The country's trade deficit increased in October from R7.1 billion to R9.8 billion, the SA Revenue Service (SARS) said on Friday.
"October exports of R65.65bn and imports of R75.45bn resulted in a deficit of R9.8bn," SARS said in a statement.
In October, there had been a month-on-month increase in imports of mineral products, machinery, and precious metals and stones, and a month-on-month increase in exports of mineral products, vehicles, and precious metals and stones, SARS said.
However, the Nedbank Group's Economic Unit said that demand for imports was expected to fall off sharply next year.
"First, the continued slump in household spending will put downward pressure on demand for imported consumer goods," Nedbank said.

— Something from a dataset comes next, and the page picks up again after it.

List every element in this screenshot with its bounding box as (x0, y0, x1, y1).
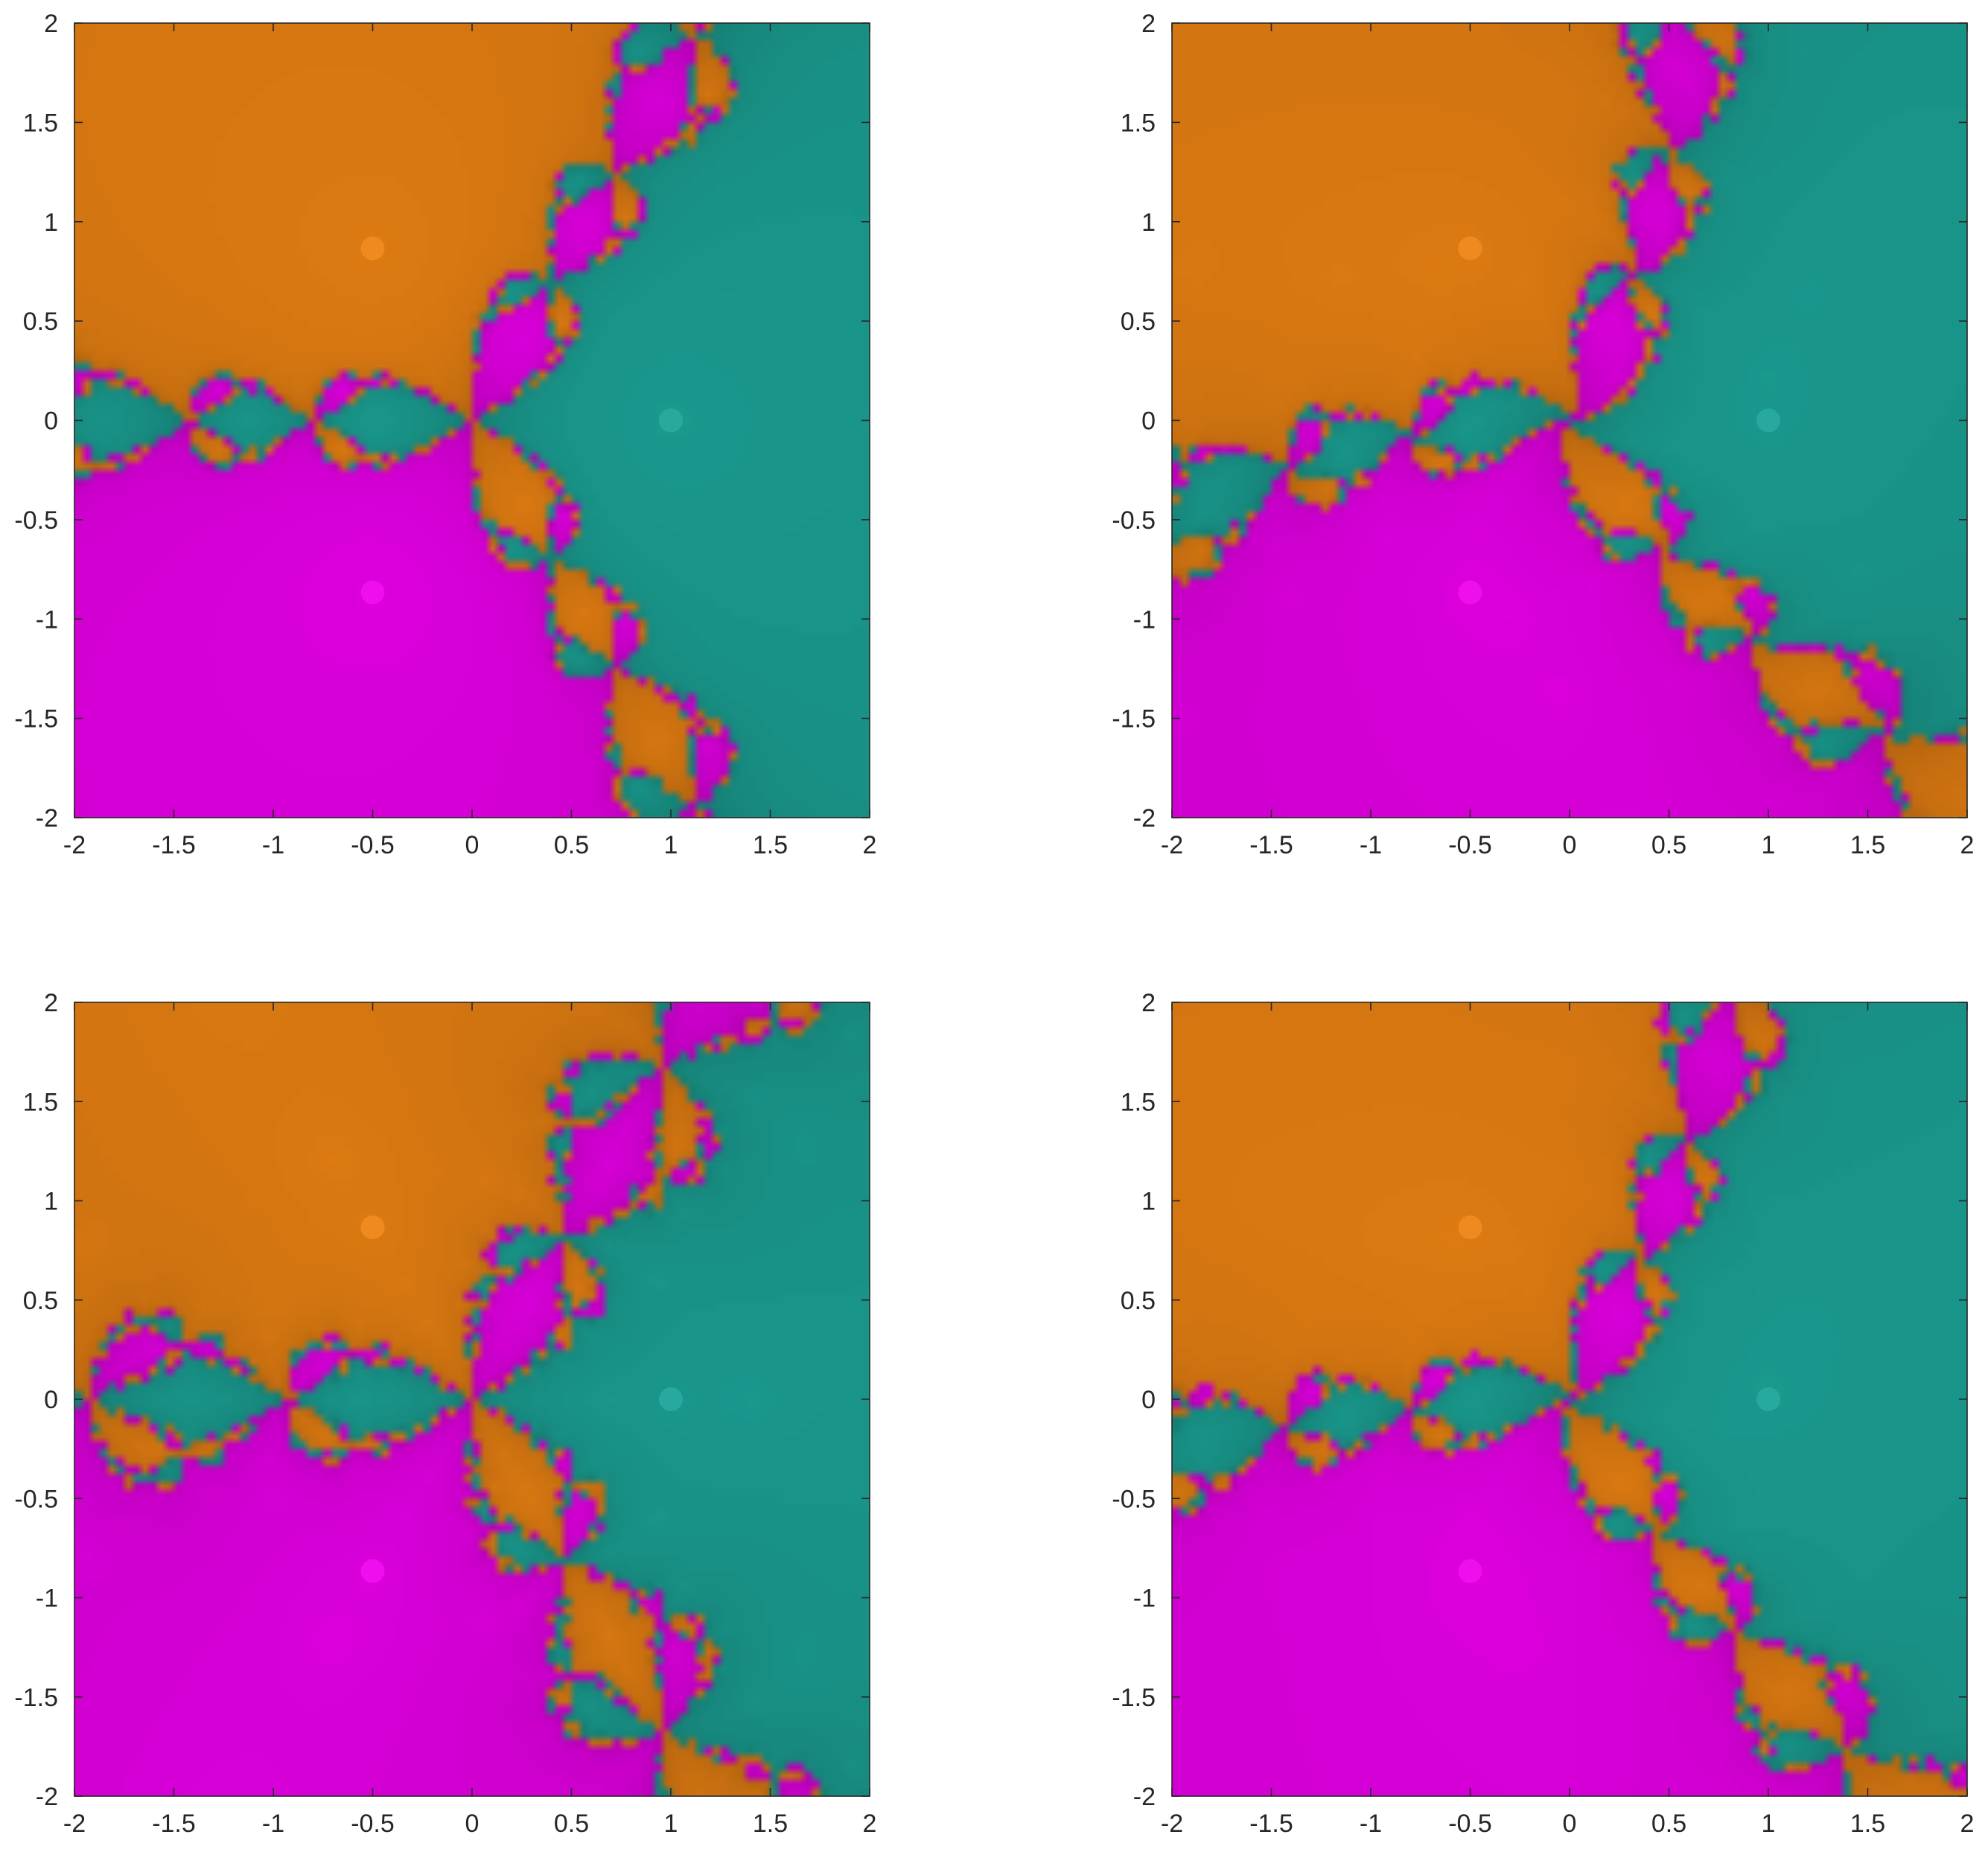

The rand's recent tumble would add to the cost of imported goods relative to locally produced items, making imported goods an even less attractive option.
"Second, imports of capital goods are also expected to moderate," Nedbank said.
Many mining and manufacturing companies have been forced to put expansion plans on hold, due to the anticipated drop in global demand and the steep decline in commodity prices, Nedbank added.
But growth in exports was also expected to slow next year.
"South African exporters are unlikely to escape the current global downturn although the weaker rand may help at the margin.
"Those that are likely to be worst affected are vehicle exporters, where consumer demand in advance economies has evaporated."
Nedbank said miners would take a double hit, due to sharply lower prices and weaker demand.